Question

Two vessels P and Q contain wine and water in the ratios of 5: 2 and 8: 5, respectively. Find the ratio in which these mixtures are to be mixed to get a new mixture containing wine and water in the ratio of 9: 4.
(A) 2: 7 (B) 7: 2 (C) 7: 3 (D) 3: 7 (E) None of these

Answer 1

Hint: As given mixtures have wine and water in ratio therefore they have some common factor between them, we will create equations and solve them to find the ratio of wine and water in the new mixture.

Complete step-by-step answer:
Wine: Water in vessel $ = 5:2$
Wine: Water in vessel $ = 8:5$
Final ratio of Water: Water $ = 9:4$
Let, x will be the common factor of the first vessel and y is the common factor of the second vessel.
So, wine and water amount from first vessel = $\dfrac{{5x}}{7}$ and $\dfrac{{2x}}{7}$ [5:2$ \Rightarrow 5 + 2 = 7$]
Wine and water amount from second vessel = $\dfrac{{8y}}{{13}}$ and $\dfrac{{5y}}{{13}}$ [8:5$ \Rightarrow 8 + 5 = 13$]
So, in new mixture:
Total wine $ = (\dfrac{{5x}}{7} + \dfrac{{8y}}{{13}})$
Total water $ = (\dfrac{{2x}}{7} + \dfrac{{5y}}{{13}})$
Now, new mixture are in ratio 9:4
$(\dfrac{{5x}}{7} + \dfrac{{8y}}{{13}}):(\dfrac{{2x}}{7} + \dfrac{{5y}}{{13}}) = 9:4$ (Given)
$ \Rightarrow \dfrac{{\dfrac{{5x}}{7} + \dfrac{{8y}}{{13}}}}{{\dfrac{{2x}}{7} + \dfrac{{5y}}{{13}}}} = \dfrac{9}{4}$
Do Cross Multiplication:

$ \Rightarrow \dfrac{{65x + 56y}}{{26x + 35y}} = \dfrac{9}{4}$
Do Cross Multiplication:
$ \Rightarrow 65x \cdot 4 + 56y \cdot 4 = 26x \cdot 9 + 35y \cdot 9$
$ \Rightarrow 260x + 224y = 234x + 315y$
$ \Rightarrow 260x - 234x = 315y - 224y$
$ \Rightarrow 26x = 91y$
$ \Rightarrow \dfrac{x}{y} = \dfrac{{91}}{{26}}$
$ \Rightarrow \dfrac{x}{y} = \dfrac{7}{2}$
Therefore, the new mixture is in ratio - 7:2
Hence, Option (B) is correct.

Note: This question can also be answered with the help of alligation.

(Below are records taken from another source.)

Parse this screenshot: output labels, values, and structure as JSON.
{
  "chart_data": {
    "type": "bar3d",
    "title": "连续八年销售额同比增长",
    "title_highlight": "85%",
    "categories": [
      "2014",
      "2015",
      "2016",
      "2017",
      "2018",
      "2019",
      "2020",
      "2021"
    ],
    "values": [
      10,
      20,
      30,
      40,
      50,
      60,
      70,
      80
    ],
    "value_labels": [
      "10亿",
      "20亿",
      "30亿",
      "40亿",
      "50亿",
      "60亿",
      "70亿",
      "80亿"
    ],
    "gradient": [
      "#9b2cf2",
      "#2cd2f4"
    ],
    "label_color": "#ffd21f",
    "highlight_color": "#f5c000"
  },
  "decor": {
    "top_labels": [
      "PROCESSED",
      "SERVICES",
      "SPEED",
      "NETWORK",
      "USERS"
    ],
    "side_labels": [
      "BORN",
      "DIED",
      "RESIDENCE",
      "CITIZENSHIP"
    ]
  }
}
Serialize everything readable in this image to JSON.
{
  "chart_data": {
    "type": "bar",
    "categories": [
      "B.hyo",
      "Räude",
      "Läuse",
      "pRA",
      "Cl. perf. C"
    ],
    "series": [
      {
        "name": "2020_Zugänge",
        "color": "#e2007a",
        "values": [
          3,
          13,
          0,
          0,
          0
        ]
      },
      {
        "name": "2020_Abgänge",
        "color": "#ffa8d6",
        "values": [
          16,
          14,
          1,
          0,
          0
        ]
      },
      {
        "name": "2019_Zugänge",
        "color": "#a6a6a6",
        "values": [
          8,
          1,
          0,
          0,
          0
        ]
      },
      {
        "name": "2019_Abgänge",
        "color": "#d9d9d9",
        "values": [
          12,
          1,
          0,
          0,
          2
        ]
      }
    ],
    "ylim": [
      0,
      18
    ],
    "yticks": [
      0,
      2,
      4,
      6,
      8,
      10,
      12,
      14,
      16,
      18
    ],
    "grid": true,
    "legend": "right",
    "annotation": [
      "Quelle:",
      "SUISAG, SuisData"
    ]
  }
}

Alligation is a rule that enables us to find the ratio in which two or more ingredients at the given price must be mixed to produce a mixture of desired price. Alligation is an old and practical method of solving arithmetic problems related to mixtures of ingredients. There are two types of alligation: alligation medial, used to find the quantity of a mixture given the quantities of its ingredients, and alligation alternate, used to find the amount of each ingredient needed to make a mixture of a given quantity. Alligation media is merely a matter of finding a weighted mean. Alligation alternate is more complicated and involves organizing the ingredients into high and low pairs which are then traded off.